The Hammer handles well thanks to its firm-riding suspension, producing its best results on smooth surfaces. The wide handlebars give you full authority over the bike, enabling you to shove it into bends at speed, despite the combined reluctance of the raked out front end and the wide rear tyre. Maintaining some force on the inside ’bar keeps the bike on lean and on line through turns taken at speed. Footpeg cornering clearance is reasonable by cruiser standards. The effect of mid-corner bumps is magnified by the firm suspension and the rear tyre’s width. But wrestling this beast through a bit of rough stuff produces its own pleasure.
If you’re seriously into the authentic American muscle-bike experience the Victory Hammer deserves a high place on your short list. The now-extinct brand from the Polaris factory is a showcase for the company’s excellence in engineering, build quality and overall on-road dynamics.
WHAT TO LOOK FOR
These big Victory muscle cruisers are rugged, pretty much bullet-proof machines.

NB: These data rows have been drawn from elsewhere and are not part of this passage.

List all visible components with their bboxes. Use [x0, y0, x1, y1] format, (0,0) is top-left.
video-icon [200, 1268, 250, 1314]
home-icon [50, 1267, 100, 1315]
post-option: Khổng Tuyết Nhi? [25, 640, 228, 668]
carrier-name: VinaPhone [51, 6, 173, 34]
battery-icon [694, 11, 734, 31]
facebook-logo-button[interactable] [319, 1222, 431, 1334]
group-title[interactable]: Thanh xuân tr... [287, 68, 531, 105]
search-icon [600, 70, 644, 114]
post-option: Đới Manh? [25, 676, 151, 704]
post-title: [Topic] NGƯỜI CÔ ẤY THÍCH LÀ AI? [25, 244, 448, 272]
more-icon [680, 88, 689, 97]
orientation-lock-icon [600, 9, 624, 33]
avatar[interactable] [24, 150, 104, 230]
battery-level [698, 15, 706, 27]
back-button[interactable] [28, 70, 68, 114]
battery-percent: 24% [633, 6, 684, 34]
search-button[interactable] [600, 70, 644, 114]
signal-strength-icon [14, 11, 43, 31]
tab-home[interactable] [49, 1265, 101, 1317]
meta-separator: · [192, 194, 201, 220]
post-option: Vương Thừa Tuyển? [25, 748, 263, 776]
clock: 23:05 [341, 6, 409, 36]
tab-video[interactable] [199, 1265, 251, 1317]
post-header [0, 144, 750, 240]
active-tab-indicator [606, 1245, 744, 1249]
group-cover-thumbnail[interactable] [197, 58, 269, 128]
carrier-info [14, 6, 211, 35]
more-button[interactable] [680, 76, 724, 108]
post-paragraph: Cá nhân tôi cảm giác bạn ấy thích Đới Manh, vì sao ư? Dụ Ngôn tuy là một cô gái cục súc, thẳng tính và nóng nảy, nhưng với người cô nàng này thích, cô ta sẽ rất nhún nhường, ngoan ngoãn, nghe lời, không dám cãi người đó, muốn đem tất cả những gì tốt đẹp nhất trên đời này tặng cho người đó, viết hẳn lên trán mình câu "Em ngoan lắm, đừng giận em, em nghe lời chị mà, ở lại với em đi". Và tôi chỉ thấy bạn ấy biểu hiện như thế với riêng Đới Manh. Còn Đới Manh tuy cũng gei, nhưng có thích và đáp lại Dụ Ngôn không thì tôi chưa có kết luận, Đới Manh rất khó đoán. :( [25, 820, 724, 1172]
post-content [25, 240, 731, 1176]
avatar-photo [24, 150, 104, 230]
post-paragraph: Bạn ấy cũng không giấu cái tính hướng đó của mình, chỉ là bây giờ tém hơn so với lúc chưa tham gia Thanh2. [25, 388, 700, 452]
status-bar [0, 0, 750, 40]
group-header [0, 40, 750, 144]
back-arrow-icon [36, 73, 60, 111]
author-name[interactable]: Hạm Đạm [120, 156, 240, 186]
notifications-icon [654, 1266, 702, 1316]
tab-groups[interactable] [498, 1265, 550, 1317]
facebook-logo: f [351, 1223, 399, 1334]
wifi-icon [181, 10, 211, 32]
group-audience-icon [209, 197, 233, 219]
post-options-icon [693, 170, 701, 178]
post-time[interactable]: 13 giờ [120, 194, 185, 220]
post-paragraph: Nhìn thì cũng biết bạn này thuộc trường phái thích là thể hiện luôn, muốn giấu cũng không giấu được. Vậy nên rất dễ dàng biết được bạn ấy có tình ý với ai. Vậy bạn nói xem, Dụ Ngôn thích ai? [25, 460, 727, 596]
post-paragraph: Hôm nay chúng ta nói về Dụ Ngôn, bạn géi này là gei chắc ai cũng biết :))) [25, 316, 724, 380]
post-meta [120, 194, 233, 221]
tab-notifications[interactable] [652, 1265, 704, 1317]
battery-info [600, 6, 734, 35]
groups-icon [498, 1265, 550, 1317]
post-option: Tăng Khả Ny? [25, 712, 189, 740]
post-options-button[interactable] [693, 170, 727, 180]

Inspect paintwork and plating carefully for signs of neglect or damage – snazzy looks are central to the cruiser-owning experience.
As always adjust your offer to cover worn consumables like tyres, steering-head bearings and brake pads and rotors – and in particular a drive belt approaching the end of its 48,000km service life.
The ideal prospect is a medium-kays example with good service records if possible.
Capable DIY owners will find it relatively easy to carry out routine servicing on their Victory Hammers. These big nakeds offer good access to many service items. The maintenance-free hydraulic valve lifters make the task easier. A bit of specialist help is advisable for fuel injection and engine management issues.
The basic service interval is 8000km for oil and filter changes. Pre-2011 Hammers, however, require servicing at 4000km intervals. Service life for the drive-belt is 48,000km.
Here are the bikes that mark the evolution of the Victory Hammer S
1985 –Yamaha V-Max pioneers a new from-dragstrip-to-street motorcycle category that came to be known as ‘muscle cruisers’.
2001 – Harley-Davidson’s V-Rod shows that the Milwaukee factory was ready to join the fray with its own muscle cruiser.
2004 – Triumph’s Rocket III, a 2.3-litre monster, demonstrates that the Brits are also serious about the muscle cruiser category.